This is the 8th year that Karen at Books and Chocolate has hosted the Back to the Classics Challenge and this is the first time I’ll be joining in. See Karen’s sign-up post on Books and Chocolate for more details about the challenge.
There are twelve categories and these are the books I’ve initially chosen – but there are others I could choose, so this list may/probably will change.
- A 19th century classic: any book first published from 1800 to 1899 – Little Dorrit by Charles Dickens 1857.
- A 20th century classic: any book first published from 1900 to 1971. All books must have been published at least 50 years ago; the only exceptions are books which were written by 1971 and posthumously published – Parade’s End by Ford Madox Ford – 1924 – 1928.
- A classic by a woman author – Orlando by Virginia Woolf – 1927.

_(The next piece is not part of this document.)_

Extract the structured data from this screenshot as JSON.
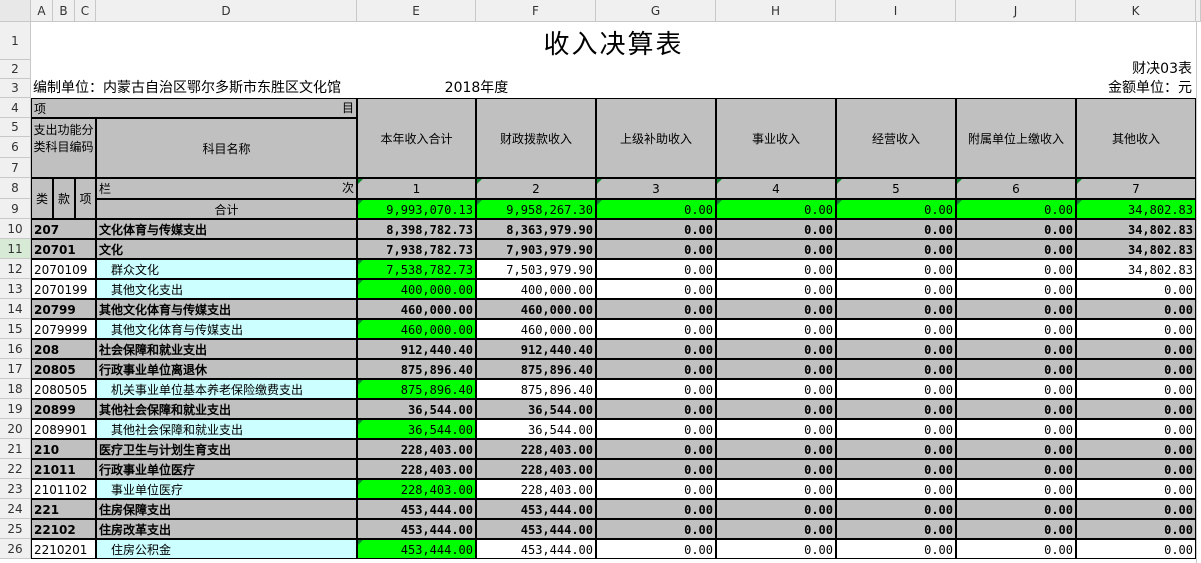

- A classic in translation, meaning any book first published in a language that is not your primary language. You may read it in translation or in its original language, if you prefer. Love in the Time of Cholera by Gabriel Garcia Marquez.

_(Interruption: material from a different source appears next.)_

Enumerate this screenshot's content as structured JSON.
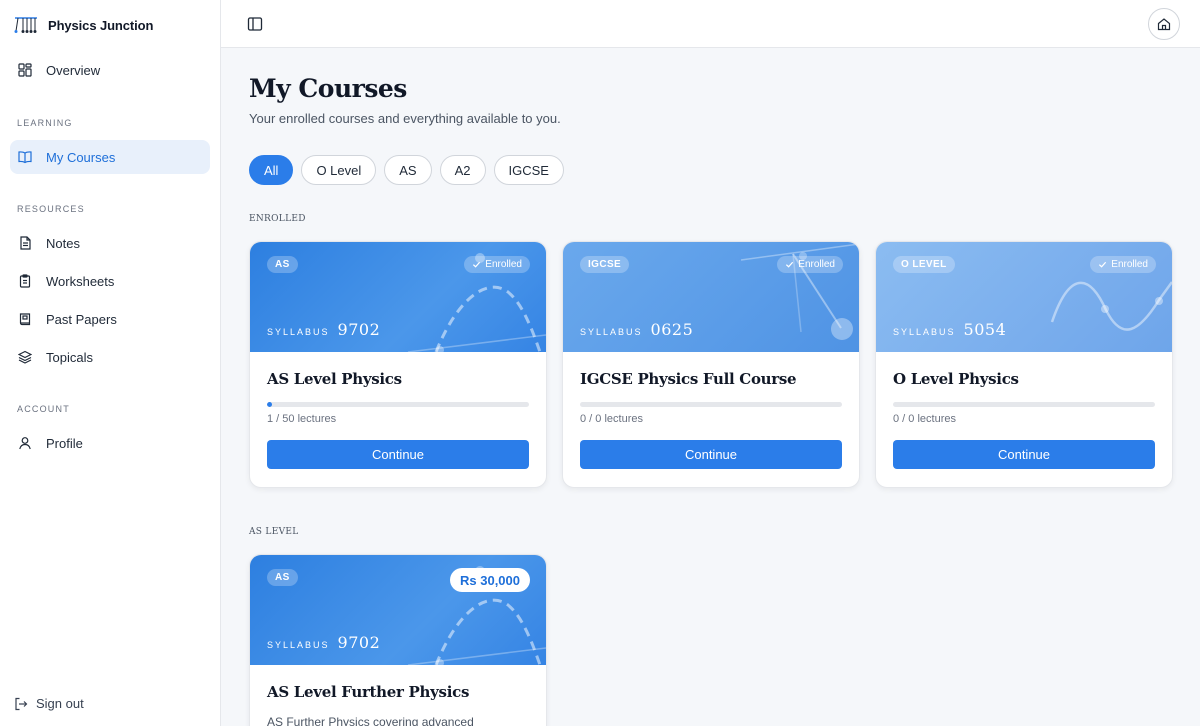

- A classic by BIPOC author; that is, a non-white author. The Count of Monte Cristo by Alexandre Dumas.
- A classic by a new-to-you author, i.e., an author whose work you have never read. Heart of Darkness by Joseph Conrad.
- A new-to-you classic by a favourite author — a new book by an author whose works you have already read. Framley Parsonage by Anthony Trollope.
- A classic about an animal, or with an animal in the title. The animal can be real or metaphorical. (i.e., To Kill a Mockingbird). Black Beauty by Anna Sewell.
- A children’s classic – The Railway Children by Edith Nesbit.
- A humorous or satirical classic. Three Men on the Bummel by Jerome K Jerome.
- A travel or adventure classic (fiction or non-fiction). It can be a travelogue or a classic in which the main character travels or has an adventure. Gulliver’s Travels by Jonathan Swift.
- A classic play. Romeo and Juliet by William Shakespeare – I’ve seen the play and the film, but haven’t read the book.